The Gloster Gladiator was the last successful British biplane design of the 1930s, which despite being considered obsolete by the start of WWII, it achieved good combat results and remained in the frontline into 1941. When the war broke out, the Royal Air Force had No. 607 & 615 Squadrons (operating in France) while Fleet Air Arm participated in the Norwegian campaign with No. 263 & 804 Squadrons.
In the Middle East the Royal Australian Air Force also made vast use of this biplane, operating with various squadrons, however, the most famous and gallant episode involving the Gladiator took place at Hal Far in Malta. A handful of Gladiators went against all odds with the Regia Aeronautica, as they were the only defence of the island between April and June 1940.

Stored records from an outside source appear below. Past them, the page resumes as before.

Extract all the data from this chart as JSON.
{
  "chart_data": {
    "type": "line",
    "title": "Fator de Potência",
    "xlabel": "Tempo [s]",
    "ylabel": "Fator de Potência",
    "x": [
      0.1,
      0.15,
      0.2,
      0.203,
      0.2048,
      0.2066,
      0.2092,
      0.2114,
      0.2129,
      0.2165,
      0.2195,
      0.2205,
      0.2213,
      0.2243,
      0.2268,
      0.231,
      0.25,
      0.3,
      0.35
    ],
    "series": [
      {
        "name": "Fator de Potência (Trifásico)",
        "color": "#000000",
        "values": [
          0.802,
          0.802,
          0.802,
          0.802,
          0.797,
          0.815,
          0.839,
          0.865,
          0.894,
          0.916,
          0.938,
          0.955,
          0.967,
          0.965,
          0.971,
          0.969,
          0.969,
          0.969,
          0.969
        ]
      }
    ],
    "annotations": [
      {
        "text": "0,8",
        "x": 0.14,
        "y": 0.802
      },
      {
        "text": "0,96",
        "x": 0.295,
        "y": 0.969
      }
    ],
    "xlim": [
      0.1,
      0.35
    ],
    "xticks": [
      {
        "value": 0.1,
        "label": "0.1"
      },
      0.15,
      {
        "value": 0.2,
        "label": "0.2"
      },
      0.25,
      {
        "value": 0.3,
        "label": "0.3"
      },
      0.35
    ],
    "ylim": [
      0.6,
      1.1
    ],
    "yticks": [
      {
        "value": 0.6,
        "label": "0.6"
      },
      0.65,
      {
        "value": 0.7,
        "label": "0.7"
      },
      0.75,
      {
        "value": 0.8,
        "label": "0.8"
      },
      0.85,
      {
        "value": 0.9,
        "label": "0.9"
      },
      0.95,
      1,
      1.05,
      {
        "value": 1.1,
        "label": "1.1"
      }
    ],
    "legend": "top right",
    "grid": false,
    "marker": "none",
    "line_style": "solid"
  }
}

Today's model represents a MkII variant (with a 3-bladed metal propeller unlike the MkI which had a 2-bladed wooden propeller) serial no. N5851, flown by Sergeant Ron Walter, No. 6 Squadron which was stationed at Kufra, Egypt in August 1941. On 26 September 1941, Walter claimed his only kill of the war and the last RAF's final Gladiator victory over a Regia Aeronautica SM. 81 bomber.

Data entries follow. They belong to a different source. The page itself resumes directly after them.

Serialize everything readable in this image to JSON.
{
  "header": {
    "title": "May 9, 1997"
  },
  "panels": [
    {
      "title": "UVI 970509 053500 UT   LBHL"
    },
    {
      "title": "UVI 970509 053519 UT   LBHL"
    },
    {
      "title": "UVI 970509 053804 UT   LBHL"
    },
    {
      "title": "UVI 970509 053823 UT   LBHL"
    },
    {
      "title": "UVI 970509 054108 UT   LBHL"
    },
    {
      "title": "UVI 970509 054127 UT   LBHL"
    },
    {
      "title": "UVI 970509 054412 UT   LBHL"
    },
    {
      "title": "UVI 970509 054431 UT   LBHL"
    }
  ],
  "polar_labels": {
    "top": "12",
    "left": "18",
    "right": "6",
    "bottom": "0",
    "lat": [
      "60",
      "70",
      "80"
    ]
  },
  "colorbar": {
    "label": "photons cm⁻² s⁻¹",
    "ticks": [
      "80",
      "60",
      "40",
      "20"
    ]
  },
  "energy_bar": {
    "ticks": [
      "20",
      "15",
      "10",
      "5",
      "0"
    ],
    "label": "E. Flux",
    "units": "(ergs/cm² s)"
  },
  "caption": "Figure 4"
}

Info, Photo & Artwork source: Osprey - Aircraft Of The Aces 044 - Gloster Gladiator Aces
The model is from Corgi's WWII Legends range (not limited) and it's an exquisite piece of diecast, especially if you like 1/72 biplanes. Such finishes like the fabric effect, wiring and struts are well presented. I've seen photos online of a crude attempt in making this model by another company, but this is the diecast Gladiator to collect.